Mississippi native spearheaded creation of Martin Luther King holiday
As millions of Americans celebrate the life and legacy of civil rights leader Dr. Martin Luther King Jr. Monday, most probably have no idea that the holiday was created in part by the efforts of Mississippi Delta native.
Katie Green Hall was born on April 3, 1938, in Mound Bayou, Mississippi. She was one of 12 children. and went on to graduate from Mississippi Vocational College (now called Mississippi Valley State University) with a degree in political science.
Hall was appointed to fill the unexpired term of the late U.S. Representative Adam Benjamin of Indiana in 1982. In doing so, she became the first African-American woman to represent the state of Indiana in the U.S. House of Representatives.
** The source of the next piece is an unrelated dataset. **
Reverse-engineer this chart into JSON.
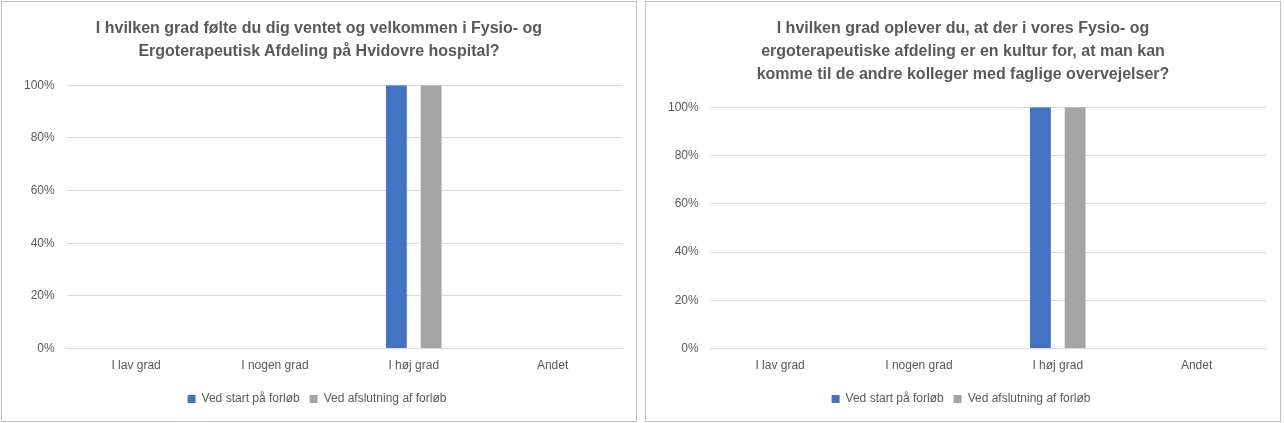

As a freshmen federal legislator Hall introduced House of Representatives Bill. H.R. 3706. commonly known as the Dr. Martin Luther King, Jr. National Holiday Law Bill.
After hotly contested debates in both the United States House of Representatives and the United States Senate, Ronald Reagan, 40th President of the United States of America, signed into law on Nov. 2, 1983, Hall’s version of “The King Bill”.
The nation would thenceforth in Jan. 1986 observe the first national holiday in honor of
Dr. Martin Luther King, Jr’s birthday on the third Monday in January, as stated in U.S. Representative Hall’s legislation.
As a result, Dr. Martin Luther King, Jr. became the only African-American in the history of the United States Congress to be honored with a national holiday.